CONSERVANCY WILL PROTECT THE STATE'S FINEST - Fund Raising Underway For Critical Landscapes

(12/13/2002)
The Nature Conservancy of West Virginia has announced a $12 million fund- raising campaign to preserve and protect the state's natural heritage.

The project will protect some of West Virginia's finest areas, some with their existence having been threatened.

The announcement of the campaign was made Wednesday at the University of Charleston. Former Gov. Gaston Caperton made the announcement and will serve as honorary chairman of the campaign, which is scheduled to run through the end of 2004.

The fund-raising campaign will help conserve "critical landscapes" in West Virginia of high ecological significance through the acquisition of key parcels of land and by the implementation of a broad range of strategies to address the most pressing threats to these landscapes, according to Jamie Serino, director of philanthropy and marketing for the Nature Conservancy of West Virginia.

These critical landscapes include Canaan Valley/Dolly Sods, Cheat Mountain/Shavers Fork, Smoke Hole/North Fork Mountain and the Greenbrier Valley, Serino said.

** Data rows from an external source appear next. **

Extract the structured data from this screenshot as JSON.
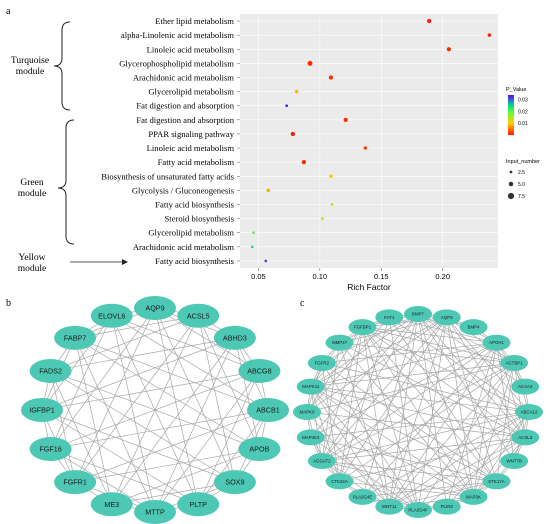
{
  "panel_labels": {
    "a": "a",
    "b": "b",
    "c": "c"
  },
  "modules": {
    "turquoise": "Turquoise\nmodule",
    "green": "Green\nmodule",
    "yellow": "Yellow\nmodule"
  },
  "colors": {
    "node_fill": "#4dc8b4",
    "edge": "#a8a8a8",
    "plot_bg": "#ebebeb",
    "grid": "#ffffff"
  },
  "chart_data": {
    "type": "scatter",
    "xlabel": "Rich Factor",
    "ylabel": "",
    "xlim": [
      0.035,
      0.245
    ],
    "x_ticks": [
      0.05,
      0.1,
      0.15,
      0.2
    ],
    "x_tick_labels": [
      "0.05",
      "0.10",
      "0.15",
      "0.20"
    ],
    "grid": true,
    "legend_position": "right",
    "color_legend": {
      "title": "P_Value",
      "ticks": [
        "0.03",
        "0.02",
        "0.01"
      ],
      "tick_values": [
        0.03,
        0.02,
        0.01
      ],
      "range": [
        0.0,
        0.034
      ],
      "colors": [
        "#ff1a00",
        "#ffcc00",
        "#66ff33",
        "#00d68f",
        "#6600ff"
      ]
    },
    "size_legend": {
      "title": "Input_number",
      "ticks": [
        "2.5",
        "5.0",
        "7.5"
      ],
      "tick_values": [
        2.5,
        5.0,
        7.5
      ]
    },
    "points": [
      {
        "term": "Ether lipid metabolism",
        "x": 0.189,
        "p": 0.0,
        "n": 4
      },
      {
        "term": "alpha-Linolenic acid metabolism",
        "x": 0.238,
        "p": 0.0,
        "n": 3
      },
      {
        "term": "Linoleic acid metabolism",
        "x": 0.205,
        "p": 0.001,
        "n": 4
      },
      {
        "term": "Glycerophospholipid metabolism",
        "x": 0.092,
        "p": 0.001,
        "n": 5
      },
      {
        "term": "Arachidonic acid metabolism",
        "x": 0.109,
        "p": 0.001,
        "n": 4
      },
      {
        "term": "Glycerolipid metabolism",
        "x": 0.081,
        "p": 0.009,
        "n": 3
      },
      {
        "term": "Fat digestion and absorption",
        "x": 0.073,
        "p": 0.033,
        "n": 2
      },
      {
        "term": "Fat digestion and absorption",
        "x": 0.121,
        "p": 0.001,
        "n": 4
      },
      {
        "term": "PPAR signaling pathway",
        "x": 0.078,
        "p": 0.0,
        "n": 4
      },
      {
        "term": "Linoleic acid metabolism",
        "x": 0.137,
        "p": 0.002,
        "n": 3
      },
      {
        "term": "Fatty acid metabolism",
        "x": 0.087,
        "p": 0.001,
        "n": 4
      },
      {
        "term": "Biosynthesis of unsaturated fatty acids",
        "x": 0.109,
        "p": 0.01,
        "n": 3
      },
      {
        "term": "Glycolysis / Gluconeogenesis",
        "x": 0.058,
        "p": 0.008,
        "n": 3
      },
      {
        "term": "Fatty acid biosynthesis",
        "x": 0.11,
        "p": 0.015,
        "n": 2
      },
      {
        "term": "Steroid biosynthesis",
        "x": 0.102,
        "p": 0.014,
        "n": 2
      },
      {
        "term": "Glycerolipid metabolism",
        "x": 0.046,
        "p": 0.02,
        "n": 2
      },
      {
        "term": "Arachidonic acid metabolism",
        "x": 0.045,
        "p": 0.024,
        "n": 2
      },
      {
        "term": "Fatty acid biosynthesis",
        "x": 0.056,
        "p": 0.031,
        "n": 2
      }
    ]
  },
  "network_b": {
    "nodes": [
      "AQP9",
      "ACSL5",
      "ABHD3",
      "ABCG8",
      "ABCB1",
      "APOB",
      "SOX9",
      "PLTP",
      "MTTP",
      "ME3",
      "FGFR1",
      "FGF16",
      "IGFBP1",
      "FADS2",
      "FABP7",
      "ELOVL6"
    ]
  },
  "network_c": {
    "nodes": [
      "BMP7",
      "AQP3",
      "BMP4",
      "APOA1",
      "ACTBP1",
      "ACAA2",
      "ABCA12",
      "ACSL3",
      "WNT7B",
      "STK17A",
      "MAP3K",
      "PLIN3",
      "PLA2G4F",
      "WNT11",
      "PLA2G4E",
      "CTK32A",
      "AGGAT2",
      "MAP4K4",
      "MAPK9",
      "MAPK11",
      "FGFR2",
      "MMP27",
      "FGFBP1",
      "FAT1"
    ]
  }
}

In addition, a portion of the money raised through the fund-raising campaign will be used to support a global partner site in the Bahamas, Serino said. The site in the Bahamas was selected because of several species of birds that migrate there from West Virginia, Serino said.

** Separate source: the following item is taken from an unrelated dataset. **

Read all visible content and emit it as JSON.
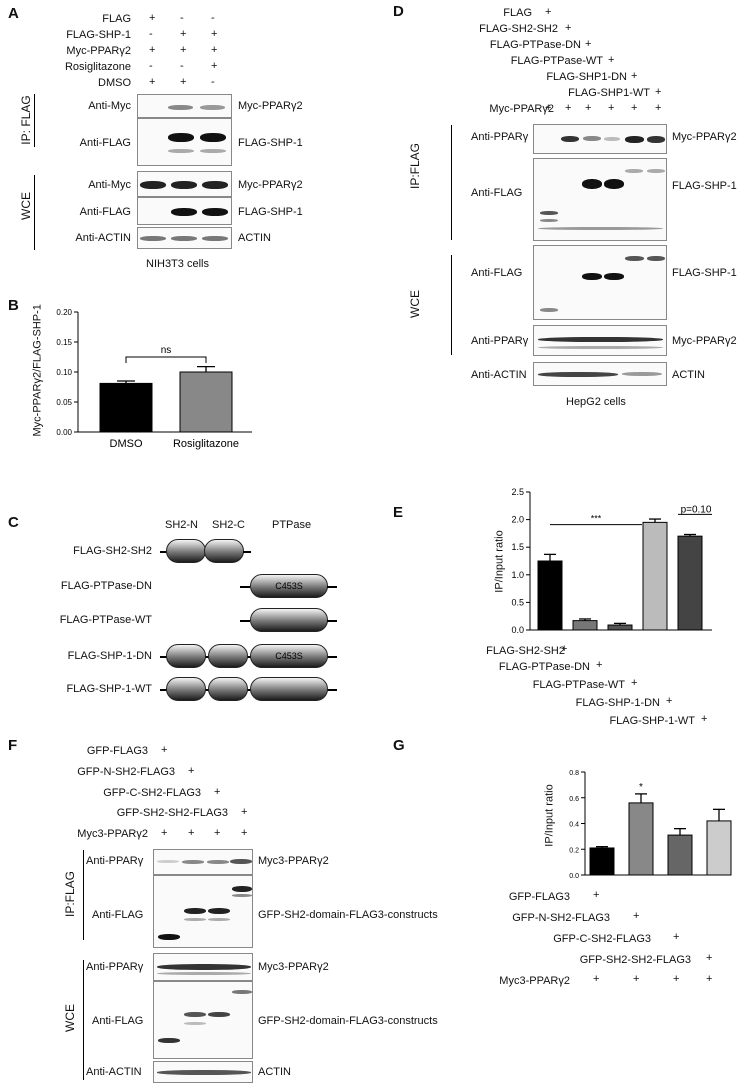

"Animals and plants don't know political boundaries," Serino said.

The $12 million state campaign is part of a worldwide $1.25 billion fund- raising campaign that the Nature Conservancy has undertaken, Serino said.

"It is critical to our economic survival that we maintain the beauty of our state," Serino said. "The longer we wait the more destruction of our natural heritage occurs."

The Nature Conservancy is a nonprofit, global organization whose mission is to preserve plants, animals and natural communities by protecting the lands and waters they need to survive. The conservancy operates in all 50 states and 29 countries.